Despite social security being the best retirement savings vehicle world over, majority of Ugandans do not have social protection plan to provide a revenue stream during old age. Uganda’s working population is estimated to be 14 million. But only about five per cent are covered by the National Social Security Fund (NSSF), the public service pension scheme and a few voluntary schemes.
A few Ugandan savers are estimated to put away less than two per cent of their annual income for a rainy day in future. This is not because Ugandans do not have enough money to save for their retirement, but due to lack of trusted saving vehicles that would ensure safety of their savings.
NSSF, the only statutory provident fund that collects the 15 per cent compulsory monthly contributions from firms that employ five and more people, has in the past suffered from erosion of public trust and confidence due to several incidents of mismanagement of contributors’ savings.
It should also be noted that while NSSF has about 1.45 million registered contributors, only 487,653 actively contribute to the Fund.
NSSF performance for past five years
Not until about three years ago, NSSF, like was the case with many government parastatals before liberalisation, was not immune to cases of mismanagement and under-performance.
The Fund’s performance reports show it had been under-performing until about three years ago.

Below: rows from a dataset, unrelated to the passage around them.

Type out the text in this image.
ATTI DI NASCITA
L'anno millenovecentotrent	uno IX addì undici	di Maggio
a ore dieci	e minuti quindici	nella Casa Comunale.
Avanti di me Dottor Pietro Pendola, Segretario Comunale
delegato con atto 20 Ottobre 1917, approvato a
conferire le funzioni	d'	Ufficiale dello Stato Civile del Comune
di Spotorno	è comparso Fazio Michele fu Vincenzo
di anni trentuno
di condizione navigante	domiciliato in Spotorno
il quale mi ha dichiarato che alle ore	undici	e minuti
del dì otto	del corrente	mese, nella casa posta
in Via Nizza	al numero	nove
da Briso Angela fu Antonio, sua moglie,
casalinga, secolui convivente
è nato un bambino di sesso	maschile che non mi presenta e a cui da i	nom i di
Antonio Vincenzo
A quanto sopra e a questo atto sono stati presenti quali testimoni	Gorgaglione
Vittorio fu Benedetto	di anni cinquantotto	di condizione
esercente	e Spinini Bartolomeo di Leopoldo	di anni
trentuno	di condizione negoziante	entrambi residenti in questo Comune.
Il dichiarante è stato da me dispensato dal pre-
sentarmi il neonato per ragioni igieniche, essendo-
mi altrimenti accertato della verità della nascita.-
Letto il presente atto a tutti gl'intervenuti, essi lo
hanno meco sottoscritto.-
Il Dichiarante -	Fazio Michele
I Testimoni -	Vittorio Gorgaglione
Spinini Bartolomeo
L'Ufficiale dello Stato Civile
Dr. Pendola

NSSF’s acting managing director Geraldine Ssali Busuulwa, however, says the Fund grew by more than 150 per cent over the last five years, with the Fund size now standing at more than Shs4 trillion while the cost income ratio stands at 17 per cent.
Although NSSF maintains that its cost of administration is less than 1.5 per cent, a highly placed source who asked not to be named because of the sensitivity of the matter told Prosper magazine recently that the Fund’s administrative costs are about 1.85 per cent of its total assets, which were estimated at Shs3.9 trillion as at December 2013.

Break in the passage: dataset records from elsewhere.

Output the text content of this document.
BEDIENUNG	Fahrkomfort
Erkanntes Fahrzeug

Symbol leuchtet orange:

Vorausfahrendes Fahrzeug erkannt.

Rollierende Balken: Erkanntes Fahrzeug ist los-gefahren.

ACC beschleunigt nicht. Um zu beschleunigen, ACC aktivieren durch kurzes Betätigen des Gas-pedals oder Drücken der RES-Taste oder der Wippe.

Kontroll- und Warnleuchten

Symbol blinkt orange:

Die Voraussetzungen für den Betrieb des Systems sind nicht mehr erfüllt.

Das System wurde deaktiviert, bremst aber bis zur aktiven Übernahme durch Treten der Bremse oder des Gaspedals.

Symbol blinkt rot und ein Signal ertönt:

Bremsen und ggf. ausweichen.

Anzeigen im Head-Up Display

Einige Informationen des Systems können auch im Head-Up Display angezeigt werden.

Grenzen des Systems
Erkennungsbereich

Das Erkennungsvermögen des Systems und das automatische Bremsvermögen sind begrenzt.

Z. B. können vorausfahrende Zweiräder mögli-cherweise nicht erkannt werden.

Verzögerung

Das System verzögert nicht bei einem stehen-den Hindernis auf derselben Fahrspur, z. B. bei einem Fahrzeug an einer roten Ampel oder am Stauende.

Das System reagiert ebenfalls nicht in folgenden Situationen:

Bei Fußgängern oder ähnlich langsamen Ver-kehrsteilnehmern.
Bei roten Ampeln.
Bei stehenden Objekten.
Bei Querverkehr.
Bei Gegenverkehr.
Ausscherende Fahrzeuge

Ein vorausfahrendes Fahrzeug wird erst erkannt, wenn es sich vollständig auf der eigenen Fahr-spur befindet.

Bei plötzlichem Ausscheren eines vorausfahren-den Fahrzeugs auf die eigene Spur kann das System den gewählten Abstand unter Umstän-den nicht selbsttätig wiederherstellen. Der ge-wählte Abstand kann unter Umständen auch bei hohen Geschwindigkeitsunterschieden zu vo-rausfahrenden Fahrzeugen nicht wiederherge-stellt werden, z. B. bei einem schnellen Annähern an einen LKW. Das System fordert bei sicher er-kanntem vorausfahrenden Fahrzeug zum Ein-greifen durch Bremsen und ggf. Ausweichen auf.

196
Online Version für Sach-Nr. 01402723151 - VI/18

This is far higher than the global average of between 0.6 and 1 per cent, although NSSF says comparing NSSF Uganda’s administration costs to that of big global funds is misleading.
“A comparison of administrative cost ratio across pension funds should be made with funds of similar sizes because the larger the asset base, the lower the administrative cost ratio,” Ms Busuulwa says.
Also important to note is that NSSF’s average real returns on investment (interest earned minus rate of inflation) between 2000 and 2010 was less than one per cent, although it has now slightly improved to about 1.5 per cent.
Stagnant investment projects
This is not to mention the many stalled investment projects especially in the real estate sector, which are costing savers billions of shillings as they yield no income, and dent the Fund’s financial health.
For instance, more than Shs22 billion was sunk in the Nsimbe and Temangalo land which is not generating any income to savers due to controversies emanating from the alleged violation of procurement procedures. This is not to mention billions of shillings sunk into Lubowa land and a prime plot at Lumumba Avenue among others.
The Fund’s investment on the stock market, for long considered a safe and profitable investment option, has suffered a major hit as the stock market recently suffered sluggish activity. Some of the listed companies in which NSSF is a major shareholder have suffered a slump in their share price, skimming off billions from savers.
In the case of Uganda Clays Limited, the Fund has indicated it could write off a Shs10 billion loan as a bad debt after the roofing materials producer reported losses in its operations over the last two or three years.
Ms Busuulwa, however, denies the money is being written off, saying it is being listed on the bad debts column in accordance with “prudent accounting standards, until the company is able to make good their loan servicing.”
While the Fund has made strides to enforce contribution thereby increasing compliance rates, it has faced consistent image battering resulting from governance challenges and a myriad of scandals especially linked to procurement, lack of transparency and corruption scandals.